06:12 AM EDT, 08/01/2024 (MT Newswires) -- EUR/USD should be doing better now that short-dated United States rates are on the move again, said ING.
The problem is that short-dated euro interest rates are quite soft too as financial markets consider the European Central Bank cutting more than twice later this year. That pricing seems far too aggressive in the bank's view and instead, ING thinks two-year EUR swap differentials will narrow further and provide EUR/USD with a little support.
However, the European manufacturing sector remains in a general malaise -- and a softer Chinese manufacturing PMI overnight Wednesday doesn't help, wrote the bank in a note to clients. This means that the euro isn't seen as the preferred vehicle to express a bearish US dollar (USD) view.
As a consequence, it looks like EUR/USD can stay supported in a 1.0800-1.0850 range for the time being, and its best hope will be some much softer than expected US data.

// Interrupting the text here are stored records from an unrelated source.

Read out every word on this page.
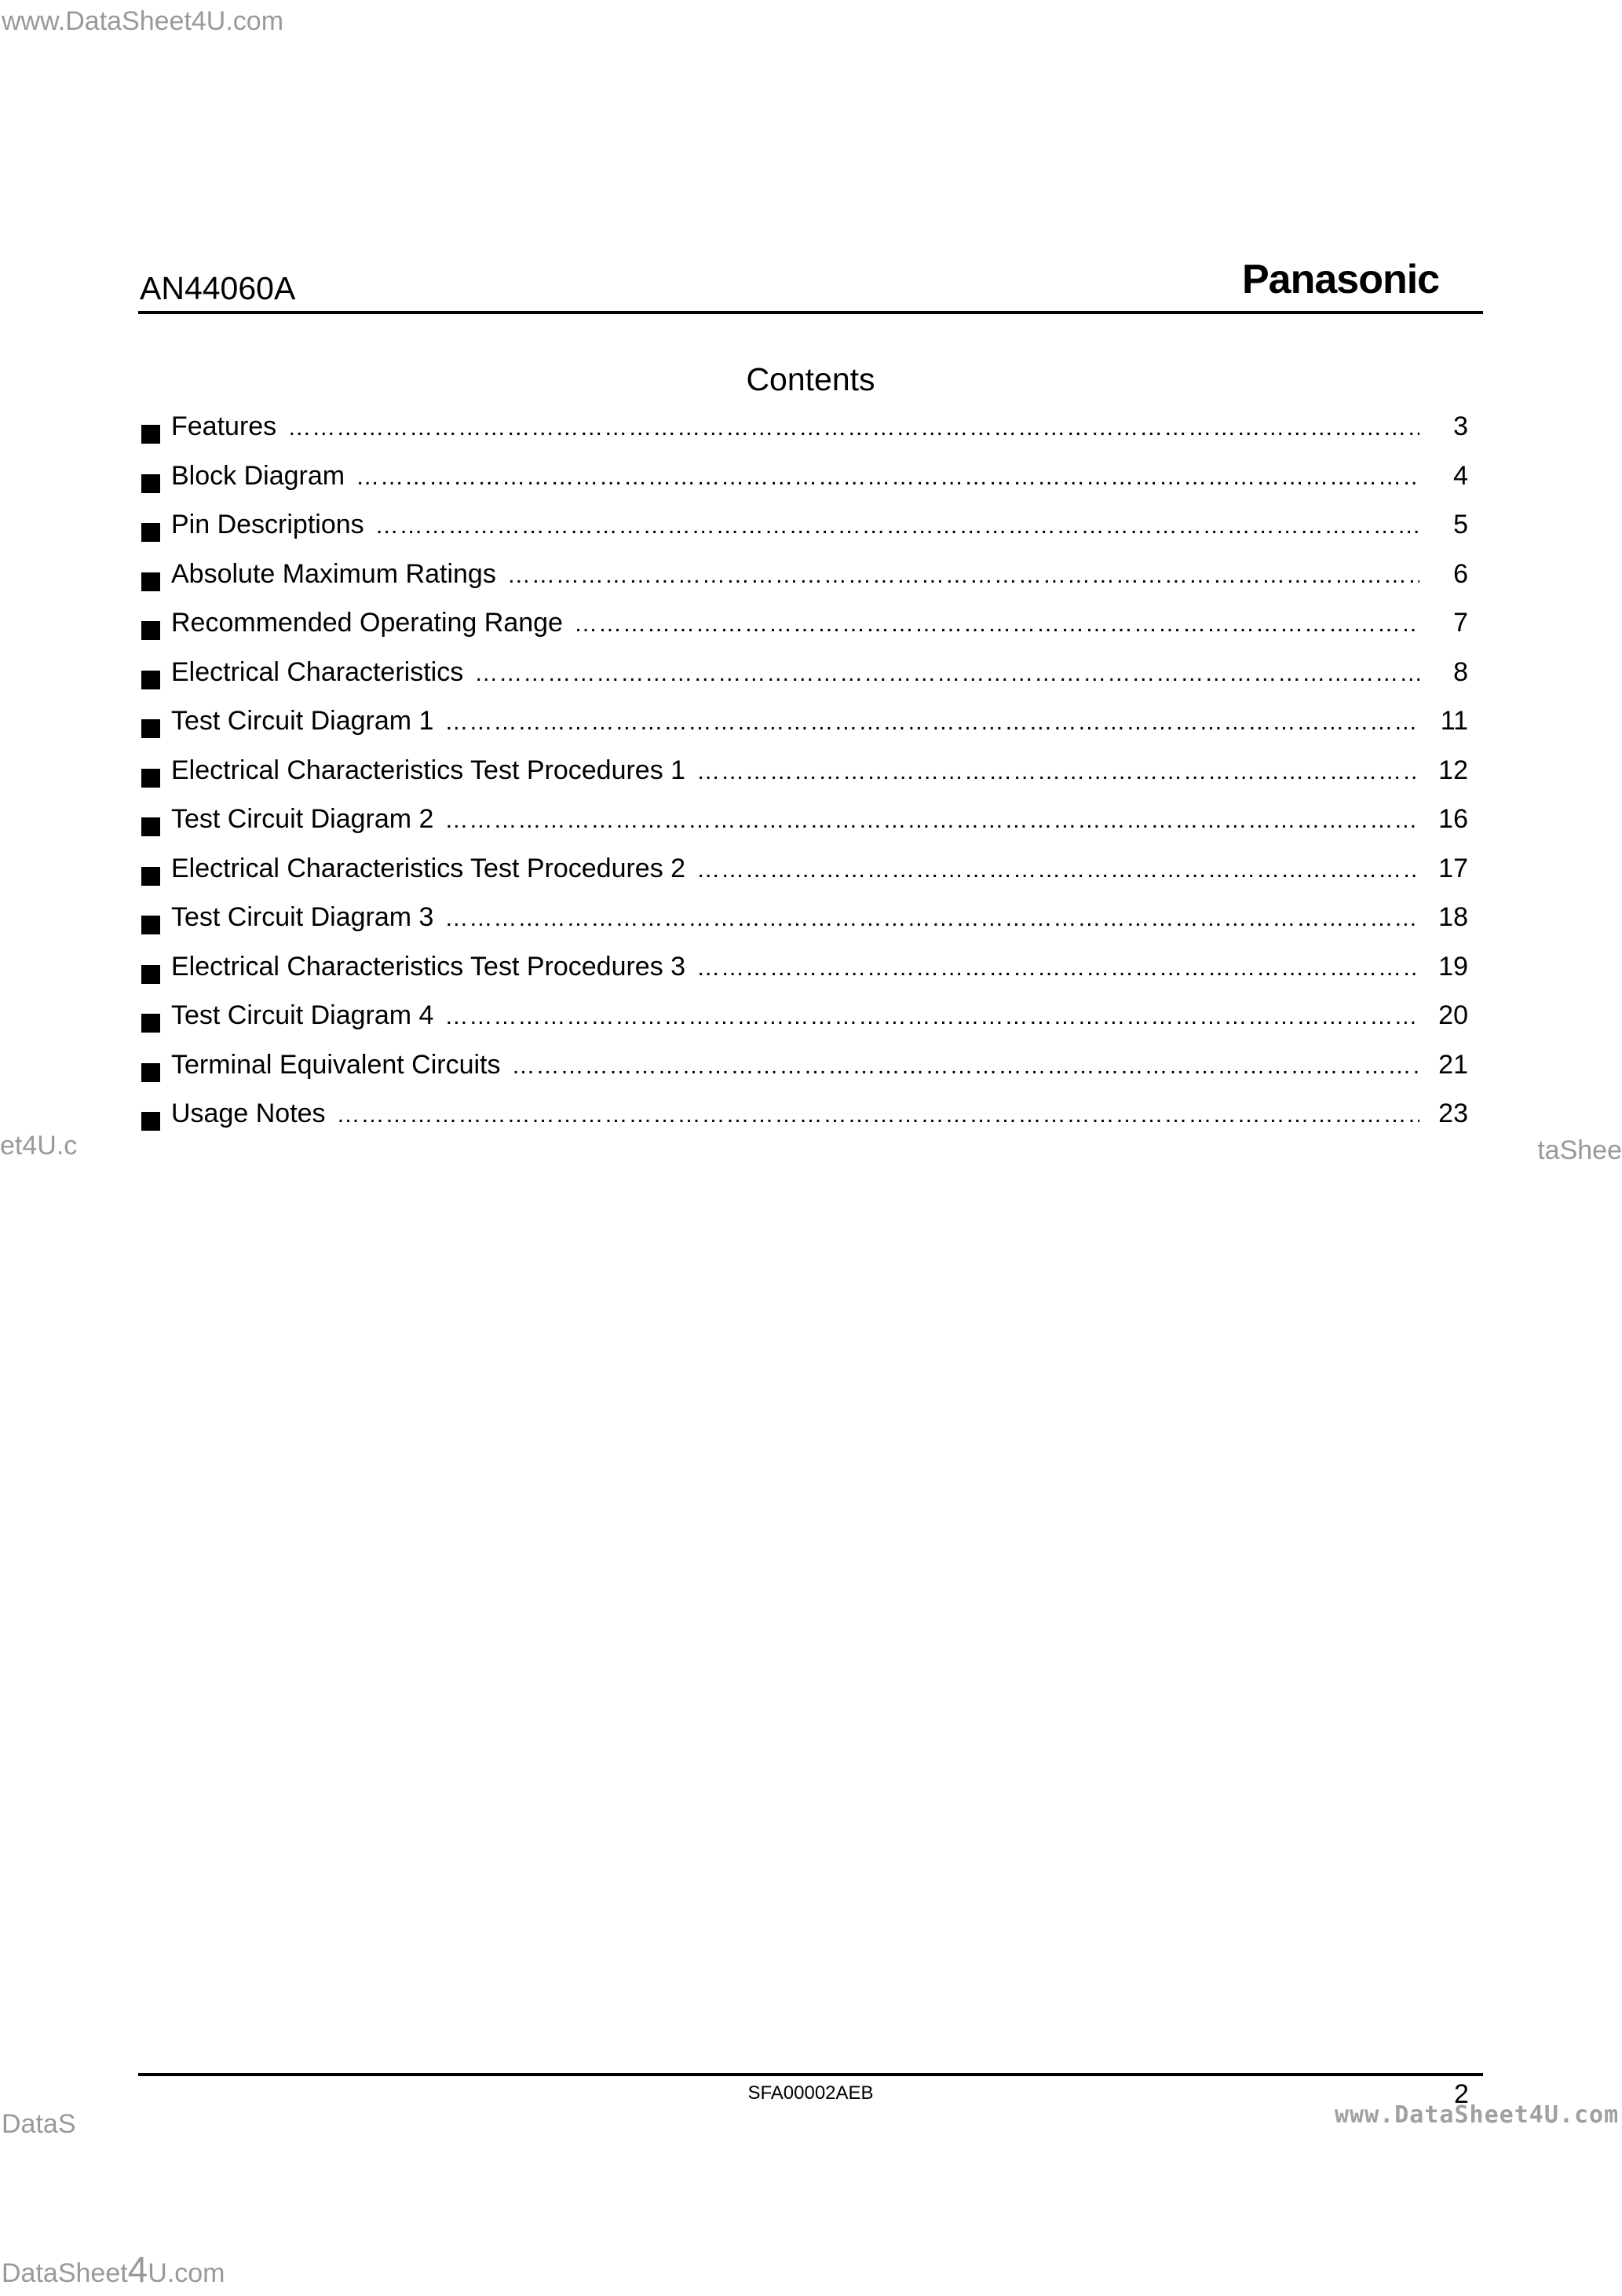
www.DataSheet4U.com
et4U.c	taShee
DataS	www.DataSheet4U.com
DataSheet4U.com
AN44060A	Panasonic
Contents
Features ……………………………………………………………………………………………………………………………………………………………………………………………	3
Block Diagram ……………………………………………………………………………………………………………………………………………………………………………………………	4
Pin Descriptions ……………………………………………………………………………………………………………………………………………………………………………………………	5
Absolute Maximum Ratings ……………………………………………………………………………………………………………………………………………………………………………………………	6
Recommended Operating Range ……………………………………………………………………………………………………………………………………………………………………………………………	7
Electrical Characteristics ……………………………………………………………………………………………………………………………………………………………………………………………	8
Test Circuit Diagram 1 ……………………………………………………………………………………………………………………………………………………………………………………………	11
Electrical Characteristics Test Procedures 1 ……………………………………………………………………………………………………………………………………………………………………………………………	12
Test Circuit Diagram 2 ……………………………………………………………………………………………………………………………………………………………………………………………	16
Electrical Characteristics Test Procedures 2 ……………………………………………………………………………………………………………………………………………………………………………………………	17
Test Circuit Diagram 3 ……………………………………………………………………………………………………………………………………………………………………………………………	18
Electrical Characteristics Test Procedures 3 ……………………………………………………………………………………………………………………………………………………………………………………………	19
Test Circuit Diagram 4 ……………………………………………………………………………………………………………………………………………………………………………………………	20
Terminal Equivalent Circuits ……………………………………………………………………………………………………………………………………………………………………………………………	21
Usage Notes ……………………………………………………………………………………………………………………………………………………………………………………………	23
SFA00002AEB	2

With US rates dropping and oil bid on Middle East tensions, the Norwegian krone (NOK) might win a few more friends, stated ING. Sellers of EUR/NOK could emerge in the 11.85/90 area.
ING has a longstanding house call that the Bank of England (BoE) will cut rates later Thursday. The bank is sticking to that call. Markets are just about leaning towards that as well, but ING believes that sterling (GBP) will drop if a cut is delivered. ING thinks this cut could be worth a 10bps-15bps drop in 10-year Gilt yields and knock a cent off GBP/USD.
British services inflation, if you strip out volatile items, is on a clear decline and weaker pricing power is very much confirmed in the BoE Decision Maker Panel surveys, pointed out the bank. If the BoE does cut, the consensus is that it won't provide forward guidance on the path of future rate cuts. Yet in May, Governor Andrew Bailey did go as far as to say that markets were underestimating the path of future easing. Any repetition of remarks like those will see sterling sell off some more.
For EUR/GBP, ING sees levels in the 0.8460/80 region should the rate cut be delivered on Thursday.
Later Thursday, investors will see the Czech central bank (CNB) decision. In line with surveys, ING expects a slowdown from 50bps to 25bp rate cuts, resulting in a cut to 4.50%. The central bank will release a new forecast that should see a few changes. However, markets are currently pricing in a roughly 40bps rate cut and, in conjunction with the hawkish forecast revision, weING as such expects a hawkish outcome from Thursday's meeting.
This should support the short end of the curve to the upside and with it the koruna (CZK), which has moved back above 25.400 EUR/CZK under the pressure of aggressive dovish pricing in recent days. In the bank's view, the CZK has decent potential to rally from these levels.